Organization change is a kind of chaos (Gleick, 1987). The number of variables changing at the same time, the magnitude of environmental change, and the frequent resistance of human systems create a whole confluence of processes that are extremely difficult to predict and almost impossible to control. Nevertheless, there are consistent patterns that exist--linkages among classes of events that have been demonstrated repeatedly in the research literature and can be seen in actual organizations. The enormous and pervasive impact of culture and beliefs--to the point where it causes organizations to do fundamentally unsound things from a business point of view--would be such an observed phenomenon.
To build a most likely model describing the causes of organizational performance and change, we must explore two important lines of thinking. First, we must understand more thoroughly how organizations function (i.e., what leads to what). Second, given our model of causation, we must understand how organizations might be deliberately changed. The purpose of this article is to explain our understanding so far. More specifically, we present our framework for understanding--a causal model of organizational performance and change. But, first, a bit of background.
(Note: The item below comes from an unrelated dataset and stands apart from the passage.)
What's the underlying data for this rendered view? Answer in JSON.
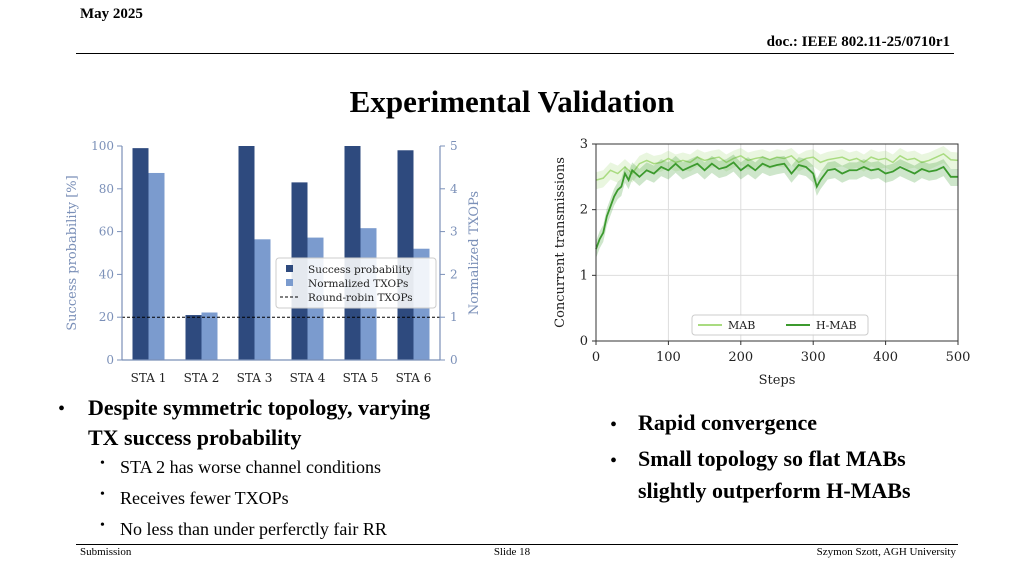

In our organizational consulting work, we try very hard to link the practice to sound theory and research. The linkage typically is in the direction of theory and research to practice: that is, to ground our consultation in what is known, what is theoretically and empirically sound. Creation of the model to be presented in this article was not quite in that knowledge-to-practice direction, however. With respect to theory, we strongly believe in the open system framework, especially represented by Katz and Kahn (1978). Thus, any organizational model that we might develop would stem from an input-throughput-output with a feedback loop, format. The model presented here is definitely of that genre. In other words, the fundamental framework for the model evolved from theory. The components of the model and what causes what and in what order, on the other hand, have evolved from our practice. To risk stating what is often not politic to admit in academic circles, we admit that the ultimate development of our causal model evolved from practice, not extensive theory or research. What we are attempting with this article, therefore, is a theoretical and empirical justification of what we clearly believe works. To be candid, we acknowledge that our attempt is not unlike attribution theory--we are explaining our beliefs and actions ex post facto: "This seemed to have worked; I wonder if the literature supports our action."
Our consulting efforts over a period of about 5 years with British Airways taught us a lot--what changes seemed to have worked and what activities clearly did not. It was from these experiences that our model took form. As a case example, we refer to the work at British Airways later in this article. For a more recent overview of that change effort see Goodstein and Burke (1991).
Other Organizational Models
From the perspective of both research about organizations and consultation to organizational clients, we have experienced some frustration about most if not all current organizational models that do little more than describe or depict. A case in point is the 7S model developed by Pascale and Athos (1981) and further honed by Peters and Waterman (1982). Parenthetically, let us quickly add that by comparing our model with others, particularly those the reader may be familiar with, if not fond of, we wish to clarify the nature of our thinking and, ideally, its distinctive contribution, not cast our comments in a competitive manner.